ROME. Oct. 9 (Xinhua) -- A court in the northern Italian region of Veneto has suspended a plan to loan Leonardo Da Vinci's iconic Vitruvian Man to Paris' Louvre Museum.
The famed pen-on-ink drawing -- showing a man in two superimposed positions, legs and arms apart, illustrating the proportions of the human body -- was intended to be the centerpiece of the Louvre's exhibition celebrating the 500th anniversary of Leonardo's death. The exhibition is scheduled to open on Oct. 24.
The previous Italian government, which collapsed on Aug. 20, refused to loan any works to the Louvre, arguing that Leonardo's death should be celebrated in Italy, where the Renaissance polymath was born and lived most of his life.
But the new government, in power since Sept. 5, agreed to loan several important Leonardo works as a gesture of goodwill after months of arguments between the two countries on cultural, political, and economic topics.
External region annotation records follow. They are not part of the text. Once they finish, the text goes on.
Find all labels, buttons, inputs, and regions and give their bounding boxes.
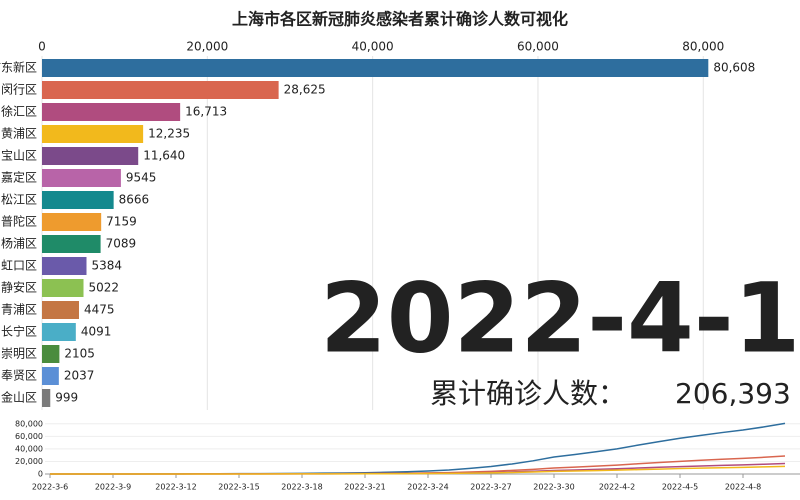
value-label: 7159 [106,215,137,229]
category-label: 崇明区 [1,347,37,361]
x-tick-label: 0 [38,40,46,54]
bar [42,147,139,165]
category-label: 虹口区 [1,259,37,273]
value-label: 5022 [89,281,120,295]
x-tick-label: 2022-4-2 [599,483,635,492]
y-tick-label: 40,000 [15,444,43,453]
category-label: 徐汇区 [1,104,37,119]
value-label: 4475 [84,303,115,317]
category-label: 金山区 [1,390,37,405]
category-label: 静安区 [1,280,37,295]
bar [42,301,79,319]
x-tick-label: 2022-3-12 [155,483,196,492]
bar [42,235,101,253]
bar [42,367,59,385]
bar [42,169,121,187]
bar [42,323,76,341]
x-tick-label: 2022-3-18 [281,483,322,492]
bar [42,59,709,77]
x-tick-label: 2022-4-5 [662,483,698,492]
value-label: 9545 [126,171,157,185]
category-label: 长宁区 [1,324,37,339]
category-label: 杨浦区 [1,236,37,251]
series-line [50,465,786,475]
x-tick-label: 20,000 [186,40,228,54]
x-tick-label: 2022-3-24 [407,483,448,492]
bar [42,213,102,231]
bar [42,81,279,99]
value-label: 12,235 [148,127,190,141]
value-label: 11,640 [143,149,185,163]
x-tick-label: 60,000 [517,40,559,54]
value-label: 8666 [119,193,150,207]
value-label: 5384 [92,259,123,273]
value-label: 2105 [64,347,95,361]
category-label: 嘉定区 [1,170,37,185]
y-tick-label: 80,000 [15,419,43,428]
category-label: 闵行区 [1,82,37,97]
category-label: 黄浦区 [1,127,37,141]
value-label: 80,608 [713,61,755,75]
bar [42,103,181,121]
x-tick-label: 2022-3-30 [533,483,574,492]
chart-title: 上海市各区新冠肺炎感染者累计确诊人数可视化 [232,10,568,29]
x-tick-label: 2022-4-8 [725,483,761,492]
x-tick-label: 2022-3-21 [344,483,385,492]
category-label: 宝山区 [1,149,37,163]
category-label: 松江区 [1,193,37,207]
x-tick-label: 2022-3-9 [95,483,131,492]
value-label: 7089 [106,237,137,251]
date-label: 2022-4-10 [320,262,800,374]
x-tick-label: 2022-3-27 [470,483,511,492]
category-label: 奉贤区 [1,369,37,383]
bar [42,279,84,297]
total-value: 206,393 [675,377,791,410]
value-label: 28,625 [284,83,326,97]
bar [42,345,60,363]
category-label: 浦东新区 [0,60,37,75]
x-tick-label: 80,000 [682,40,724,54]
bar [42,125,144,143]
y-tick-label: 60,000 [15,432,43,441]
bar [42,191,114,209]
x-tick-label: 2022-3-6 [32,483,68,492]
bar [42,389,51,407]
bar [42,257,87,275]
y-tick-label: 20,000 [15,457,43,466]
category-label: 青浦区 [1,303,37,317]
value-label: 999 [55,391,78,405]
x-tick-label: 2022-3-15 [218,483,259,492]
x-tick-label: 40,000 [352,40,394,54]
value-label: 16,713 [185,105,227,119]
category-label: 普陀区 [1,214,37,229]
y-tick-label: 0 [38,470,43,479]
total-label: 累计确诊人数： [430,377,626,410]
value-label: 4091 [81,325,112,339]
value-label: 2037 [64,369,95,383]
In return, French museums would loan several works from master painter Raphael to Italy to celebrate the 500th anniversary of Raphael's death in 2020. Now both agreements are in jeopardy.
The Italian Ministry of Culture criticized the decision of the court, saying the process leading up to the loan was "legal and transparent."
The ruling from the Veneto court came after Italian advocacy group Italia Nostra, which opposed the loan because the drawing is so fragile. The drawing, estimated to have been made around 1490, is on permanent display at the Accademia Gallery in Venice, where it is stored in a temperature and light controlled room.